Sunday, March 11, 2007

A Poem for Spring

Among my collection of vintage books is one very tiny one from 1844 entitled The Bouquet of Flowers. I am so very anxious for Spring to arrive! I long to see the little crocus bloom and watch the birds building their nests. In my pondering, I pulled this little book out today and thumbed through it's pages. In the introduction, there is the loveliest poem and I thought you might enjoy it with me.

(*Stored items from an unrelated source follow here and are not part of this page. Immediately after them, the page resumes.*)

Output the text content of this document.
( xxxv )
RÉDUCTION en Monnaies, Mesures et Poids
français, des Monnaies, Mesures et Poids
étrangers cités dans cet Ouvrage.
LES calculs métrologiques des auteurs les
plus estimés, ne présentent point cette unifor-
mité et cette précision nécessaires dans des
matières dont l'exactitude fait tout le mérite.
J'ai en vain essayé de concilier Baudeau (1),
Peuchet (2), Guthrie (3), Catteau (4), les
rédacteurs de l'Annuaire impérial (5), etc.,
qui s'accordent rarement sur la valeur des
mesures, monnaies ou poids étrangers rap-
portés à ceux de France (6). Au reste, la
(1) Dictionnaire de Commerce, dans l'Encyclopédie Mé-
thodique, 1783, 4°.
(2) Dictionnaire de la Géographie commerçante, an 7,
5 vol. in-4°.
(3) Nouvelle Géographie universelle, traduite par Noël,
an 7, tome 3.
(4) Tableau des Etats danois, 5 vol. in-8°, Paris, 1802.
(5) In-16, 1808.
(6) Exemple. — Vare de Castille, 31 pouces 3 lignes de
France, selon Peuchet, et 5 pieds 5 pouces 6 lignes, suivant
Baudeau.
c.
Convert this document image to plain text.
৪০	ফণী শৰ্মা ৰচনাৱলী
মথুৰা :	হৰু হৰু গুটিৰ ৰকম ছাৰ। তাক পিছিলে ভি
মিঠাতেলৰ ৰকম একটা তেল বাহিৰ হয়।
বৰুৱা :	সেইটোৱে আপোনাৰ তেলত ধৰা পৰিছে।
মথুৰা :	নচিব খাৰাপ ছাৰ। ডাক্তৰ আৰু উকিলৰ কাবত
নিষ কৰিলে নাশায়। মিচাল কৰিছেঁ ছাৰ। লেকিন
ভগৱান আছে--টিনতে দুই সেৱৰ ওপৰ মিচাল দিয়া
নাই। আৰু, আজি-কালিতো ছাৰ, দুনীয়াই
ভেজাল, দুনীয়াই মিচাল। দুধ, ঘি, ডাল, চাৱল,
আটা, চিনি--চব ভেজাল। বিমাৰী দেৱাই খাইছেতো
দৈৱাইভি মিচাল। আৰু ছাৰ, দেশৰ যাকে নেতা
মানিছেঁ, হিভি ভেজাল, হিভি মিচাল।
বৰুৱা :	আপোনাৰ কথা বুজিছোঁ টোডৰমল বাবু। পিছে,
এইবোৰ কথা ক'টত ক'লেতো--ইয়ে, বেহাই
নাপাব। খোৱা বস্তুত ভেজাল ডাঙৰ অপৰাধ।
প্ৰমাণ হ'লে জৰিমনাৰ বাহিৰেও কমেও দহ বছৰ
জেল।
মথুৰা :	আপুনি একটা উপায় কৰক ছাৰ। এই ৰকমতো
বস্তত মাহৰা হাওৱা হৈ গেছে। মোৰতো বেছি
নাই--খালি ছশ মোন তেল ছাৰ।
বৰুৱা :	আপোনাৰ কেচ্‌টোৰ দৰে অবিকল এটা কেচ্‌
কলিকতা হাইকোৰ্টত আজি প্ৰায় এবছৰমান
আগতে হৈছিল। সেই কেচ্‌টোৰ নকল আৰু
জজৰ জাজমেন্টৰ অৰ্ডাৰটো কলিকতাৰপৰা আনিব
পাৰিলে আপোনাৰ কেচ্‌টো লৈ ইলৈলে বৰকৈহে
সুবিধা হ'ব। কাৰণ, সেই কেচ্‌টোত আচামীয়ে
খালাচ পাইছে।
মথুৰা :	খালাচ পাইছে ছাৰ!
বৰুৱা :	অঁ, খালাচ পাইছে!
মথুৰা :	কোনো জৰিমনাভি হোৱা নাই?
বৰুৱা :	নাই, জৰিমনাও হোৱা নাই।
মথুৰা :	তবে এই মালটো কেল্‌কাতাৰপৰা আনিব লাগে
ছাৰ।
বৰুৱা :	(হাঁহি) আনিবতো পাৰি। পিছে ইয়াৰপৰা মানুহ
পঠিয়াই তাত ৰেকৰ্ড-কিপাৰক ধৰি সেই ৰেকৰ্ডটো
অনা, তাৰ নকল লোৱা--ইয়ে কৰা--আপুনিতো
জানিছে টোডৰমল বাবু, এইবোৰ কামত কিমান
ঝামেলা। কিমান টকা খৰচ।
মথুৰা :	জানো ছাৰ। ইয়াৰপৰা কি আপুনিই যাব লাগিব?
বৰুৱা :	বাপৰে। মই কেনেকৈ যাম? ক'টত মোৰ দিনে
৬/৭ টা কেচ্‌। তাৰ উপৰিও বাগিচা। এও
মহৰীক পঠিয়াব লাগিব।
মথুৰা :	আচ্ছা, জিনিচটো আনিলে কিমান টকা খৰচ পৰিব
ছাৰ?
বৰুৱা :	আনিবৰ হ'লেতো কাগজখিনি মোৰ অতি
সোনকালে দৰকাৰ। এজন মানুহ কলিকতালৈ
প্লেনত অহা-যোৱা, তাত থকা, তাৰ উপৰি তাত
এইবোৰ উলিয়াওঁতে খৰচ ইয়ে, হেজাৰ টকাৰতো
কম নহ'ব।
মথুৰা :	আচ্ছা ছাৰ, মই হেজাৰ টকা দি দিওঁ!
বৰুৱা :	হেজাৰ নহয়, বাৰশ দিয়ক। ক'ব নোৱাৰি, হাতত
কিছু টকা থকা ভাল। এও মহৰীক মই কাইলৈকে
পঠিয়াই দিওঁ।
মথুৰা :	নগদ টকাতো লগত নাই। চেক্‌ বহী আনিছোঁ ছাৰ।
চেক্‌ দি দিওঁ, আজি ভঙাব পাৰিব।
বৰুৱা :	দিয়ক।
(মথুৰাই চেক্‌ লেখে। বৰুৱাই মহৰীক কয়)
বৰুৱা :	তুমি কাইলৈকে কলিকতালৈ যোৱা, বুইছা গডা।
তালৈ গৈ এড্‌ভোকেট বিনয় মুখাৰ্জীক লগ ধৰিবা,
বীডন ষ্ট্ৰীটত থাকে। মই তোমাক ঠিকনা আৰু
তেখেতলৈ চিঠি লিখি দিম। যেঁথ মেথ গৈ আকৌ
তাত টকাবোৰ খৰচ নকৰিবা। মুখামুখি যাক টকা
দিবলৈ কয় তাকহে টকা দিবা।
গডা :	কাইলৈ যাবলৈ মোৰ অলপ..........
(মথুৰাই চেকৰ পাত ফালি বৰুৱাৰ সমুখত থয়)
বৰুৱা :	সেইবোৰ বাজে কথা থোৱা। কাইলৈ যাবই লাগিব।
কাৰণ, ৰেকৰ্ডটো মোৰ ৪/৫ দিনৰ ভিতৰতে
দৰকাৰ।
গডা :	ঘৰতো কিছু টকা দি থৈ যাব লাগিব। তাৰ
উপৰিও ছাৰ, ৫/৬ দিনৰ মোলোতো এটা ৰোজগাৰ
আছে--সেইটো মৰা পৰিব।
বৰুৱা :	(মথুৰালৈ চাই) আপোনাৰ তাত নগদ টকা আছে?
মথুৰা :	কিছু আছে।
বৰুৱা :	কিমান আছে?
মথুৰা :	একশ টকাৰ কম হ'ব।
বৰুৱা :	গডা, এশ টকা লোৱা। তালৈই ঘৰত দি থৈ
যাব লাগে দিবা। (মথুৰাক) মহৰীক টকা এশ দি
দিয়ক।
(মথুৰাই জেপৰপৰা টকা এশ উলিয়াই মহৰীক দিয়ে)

Are not flowers the earliest gift of love?
Do they not, mutely eloquent, oft speak
For absent or for trembling hearts, and bear
Kisses and sighs on their perfumed lips,
And worlds of thoughts and fancies in their tears,
Touched by the rainbow's dyes? Have ye ne'er
prized
Soe token flower -- and early rose -- a bunch
Of young Spring's first and sweetest violets,
culled
And given into yours by hands so dear,
That all flowers seemed grown holier from that time?
Have you ne'er hoarded such a simple gift,
Ay, through long years, e'en when each shrunken
leaf
Bore not a semblance to the thing it was,
And the soft fragrance, that had once been there,
Had changed from sweet to noisome, -- and e'en
then,
For very fondness, could not fling away
Those dim and faded records of the past,
But laid the frail things in their wonted place,
To gaze, and dream, and weep upon again?